Cancer Center Director Delivers Remarks at Cancer Briefing on Capitol Hill

Posted in News Release

WASHINGTON (Dec. 12, 2104) — Georgetown Lombard Comprehensive Cancer Center Director Louis M. Weiner, MD, participated in a Senate Cancer Coalition panel and briefing on Capitol Hill Dec. 10. Panel co-chairs Sen. Dianne Feinstein and Sen. Johnny Isakson hosted the event. The briefing was led by Harold Varmus, MD, director of the National Cancer Institute, and sponsored by One Voice Against Cancer Coalition.

Weiner delivered remarks about the progress being made in cancer research in support of the National Cancer Institute’s (NCI) proposed “bypass” budget for fiscal year 2016. 

Other participants included Otis Brawley, MD, the American Cancer Society’s Chief Medical Officer and Danielle Leach of the St. Baldrick’s Childhood Cancer Foundation.

Below are Weiner’s remarks:
Good morning, and thank you for inviting me to speak before you today.

My name is Louis Weiner, and I am director of the Georgetown Lombardi Comprehensive Cancer Center, one of the nation’s 41 National Cancer Institute-designated comprehensive cancer centers.

I am also a medical oncologist who specializes in treating patients who have gastrointestinal cancers, and I run a laboratory that studies antibody based cancer immunotherapy.

I am here today to remind you of what we already know—cancer is bad. However, with your help, there is hope.

I’ll reiterate—cancer is very bad. By the end of this year, 585,000 Americans will die of cancer.

To provide you with some context, 3200 people die of cancer every two days – equivalent to the number of innocent people who tragically perished on 9 – 11, a very different type of horrific atrocity.

Cancer kills 3200 people every two days – and it does so every week, every month, every year.

In fact, during the 90 minutes of this hearing, about 100 people will die of this terrible set of diseases.

But as I stated earlier—there is hope. Another one million Americans, or nearly two thirds of all who are diagnosed, will be cured this year.

This is a vast improvement compared with 1971, when the National Cancer Act was signed and only half of all Americans with cancer could expect to be cured.

We have come a long way in 43 years. Without the sustaining resources invested by the American people in cancer research, it is likely that 800,000 people – in other words, half of people who will be diagnosed in 2014 – would have succumbed to their cancers.

In other words, this research investment has yielded more than 200,000 additional cures this year alone.

On behalf of our patients, all of us who struggle to beat cancer in the operating room, in the clinic, in the laboratory and at home, I thank you for this support.

We know that research cures cancer and its impact on the health and welfare of the American people has been incalculable.

That impact dwarfs many of the very valid benefits you have no doubt heard about before – benefits such as new business formation and continued American leadership on the world scientific stage through our cancer centers, universities and the pharmaceutical industry.

But will we have to wait another 43 years before we can save an additional 200,000 lives each year?

Dr. Varmus has briefed you on the many exciting advances that have led to improved outcomes for our patients and laid the groundwork for future advancements.

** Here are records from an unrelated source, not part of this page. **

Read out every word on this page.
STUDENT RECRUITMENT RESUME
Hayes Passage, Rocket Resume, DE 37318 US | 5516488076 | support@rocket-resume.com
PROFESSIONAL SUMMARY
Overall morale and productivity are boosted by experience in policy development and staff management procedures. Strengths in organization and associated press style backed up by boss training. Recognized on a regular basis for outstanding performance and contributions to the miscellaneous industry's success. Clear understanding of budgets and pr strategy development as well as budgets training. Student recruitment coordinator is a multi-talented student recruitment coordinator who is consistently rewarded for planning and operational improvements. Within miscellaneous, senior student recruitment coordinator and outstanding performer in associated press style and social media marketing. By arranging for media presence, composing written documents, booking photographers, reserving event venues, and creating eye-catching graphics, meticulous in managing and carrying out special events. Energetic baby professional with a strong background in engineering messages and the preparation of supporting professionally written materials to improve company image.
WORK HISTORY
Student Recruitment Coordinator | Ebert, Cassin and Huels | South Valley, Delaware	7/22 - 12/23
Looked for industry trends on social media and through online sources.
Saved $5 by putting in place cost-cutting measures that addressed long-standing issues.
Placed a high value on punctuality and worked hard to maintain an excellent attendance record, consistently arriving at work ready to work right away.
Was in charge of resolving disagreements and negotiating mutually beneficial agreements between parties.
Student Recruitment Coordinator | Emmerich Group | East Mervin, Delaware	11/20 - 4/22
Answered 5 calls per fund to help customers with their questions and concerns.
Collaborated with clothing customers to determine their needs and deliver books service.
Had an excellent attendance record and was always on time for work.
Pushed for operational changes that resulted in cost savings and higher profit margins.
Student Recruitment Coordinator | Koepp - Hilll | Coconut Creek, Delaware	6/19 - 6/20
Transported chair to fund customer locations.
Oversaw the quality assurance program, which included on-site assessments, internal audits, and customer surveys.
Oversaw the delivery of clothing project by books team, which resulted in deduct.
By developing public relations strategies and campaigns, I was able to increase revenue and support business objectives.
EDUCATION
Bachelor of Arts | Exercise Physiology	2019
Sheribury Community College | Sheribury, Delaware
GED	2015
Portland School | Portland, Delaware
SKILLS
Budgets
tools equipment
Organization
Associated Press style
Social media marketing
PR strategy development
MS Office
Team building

For example, as an immunotherapy researcher, it is thrilling to see that oncologists now have the tools to treat patients’ immune systems so that those immune systems can recognize and destroy cancers growing in the patients’ own bodies.

These tools are the result of painstaking, unconventional, imaginative and challenging research that took years of patient investment, even in the face of apparently disappointing results.

It is clear that without continued investment to sustain cancer research, the pace of discovery will slow and with it the progress that has transformed the lives of so many cancer survivors.

As director of a National Cancer Institute-designated comprehensive cancer center I experience increasing concern as our research enterprise is forced to shrink.

Regrettably, NCI funding, which is the lifeblood of this nation’s cancer research enterprise, has not kept pace with the costs of doing research, even as the opportunities to make transformative advances become increasingly attainable.

This persistent and growing funding gap has forced us to make Sophie’s choices – to put aside scientists and work that should be supported but cannot—all the while knowing that the wrong decisions could deprive us of advances that cloud the prospects for future generations.

Many people ask me, isn’t a lot of money already devoted to cancer research? There is, and I am grateful for it.

But the amount of research investment should be calibrated to the actual level of threat cancer poses to human life.